Avec plus de 2 300 unités en France, les hypermarchés dominent la grande distribution. Leur ampleur continue de croître, révélant leur rôle clé dans le paysage commercial. Quels sont donc les facteurs qui les distinguent ? Comment parviennent-ils à capter une clientèle toujours plus large ? Examinons cela en détail.
Définition des Grandes et Moyennes Surfaces (GMS)
Le terme "GMS" désigne les Grandes et Moyennes Surfaces, regroupant les magasins de la grande distribution en libre-service.
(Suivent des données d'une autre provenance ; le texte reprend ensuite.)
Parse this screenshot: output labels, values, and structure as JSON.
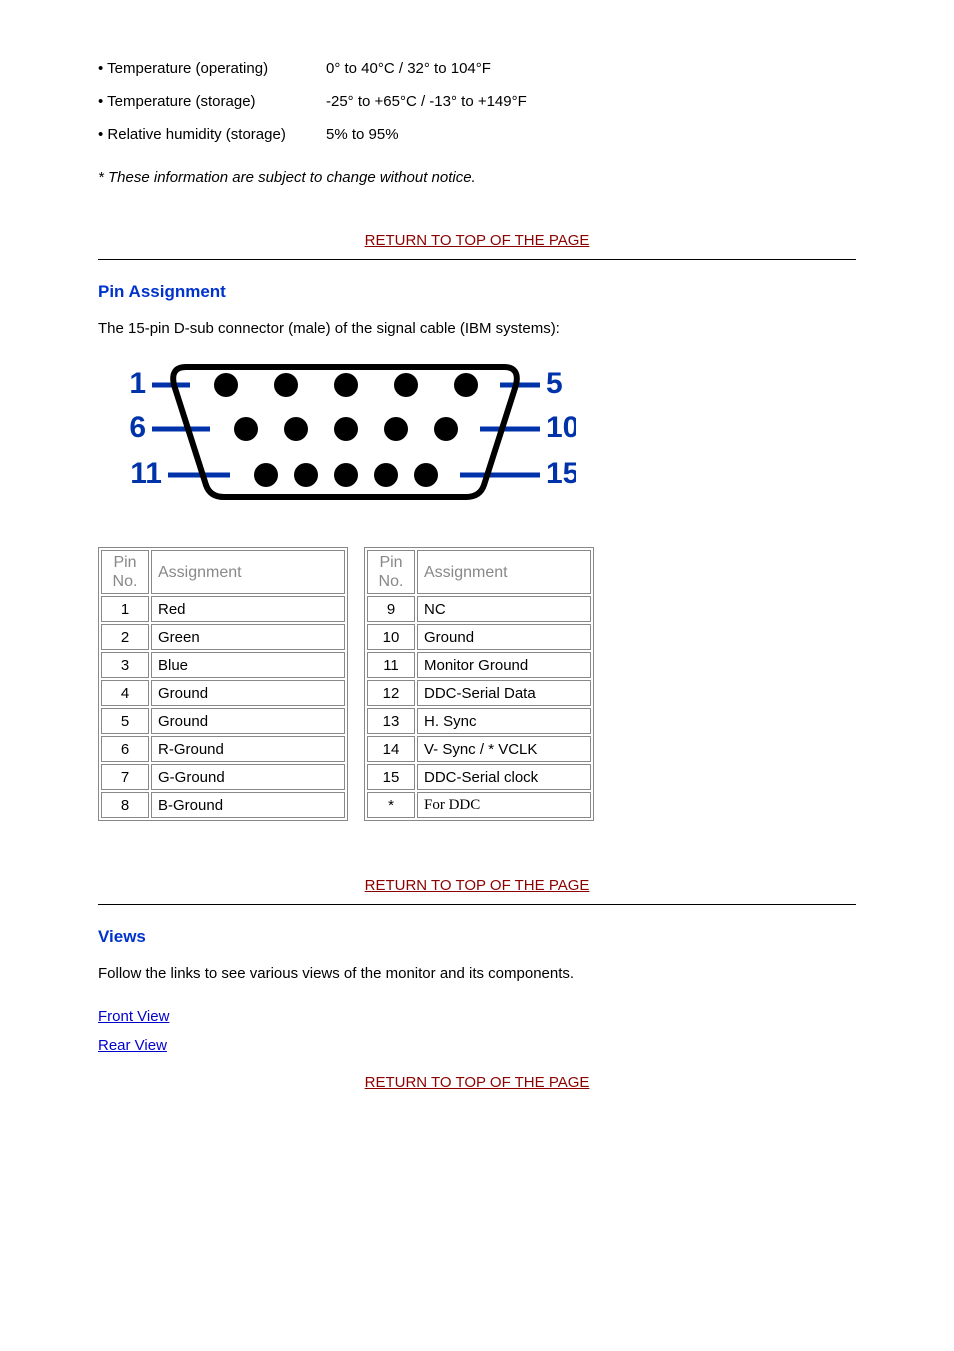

On y trouve principalement deux catégories :
- GSA (Grandes Surfaces à dominante Alimentaire) : incluant hypermarchés, supermarchés et supérettes, avec un total d'environ 11 000 points de vente en France.
- GSB (Grandes Surfaces à dominante Bricolage).
Ces magasins peuvent être gérés par des groupes franchisés, qui possèdent leur stock, ou des groupes intégrés, qui gèrent les produits du franchiseur sans en être propriétaires.
Les spécificités de l'hypermarché
Un hypermarché est défini par sa surface de vente de plus de 2 500 m² et par le fait qu'au moins un tiers de ses ventes provient des produits alimentaires.
- Hypermarché : Minimum 2 500 m², avec au moins 33% de ventes alimentaires, représentant environ 12 millions de m² en France.
- Supermarché : Surface comprise entre 400 et 2 500 m², avec environ 7 000 unités en France.
- Magasins de proximité : Supérettes et commerces alimentaires, avec moins de 400 m² de surface.
Les hypermarchés emploient près de 20 % des effectifs du secteur de la grande distribution et génèrent environ un quart des ventes.
Organisation optimale d'un hypermarché
Dans un hypermarché, chaque détail est conçu pour maximiser l'expérience d'achat. L'agencement favorise la circulation des clients : le parcours commence souvent par la "zone chaude" à droite, où l'on trouve des promotions saisonnières et des produits non-alimentaires.
En revanche, la "zone froide" à gauche, qui regroupe les produits alimentaires, attire les consommateurs vers des achats additionnels, suscitant ainsi des achats impulsifs.
Les allées principales permettent d'accéder rapidement à différents rayons, souvent amenés à promouvoir les articles en tête de gondole pour capter l'attention des clients.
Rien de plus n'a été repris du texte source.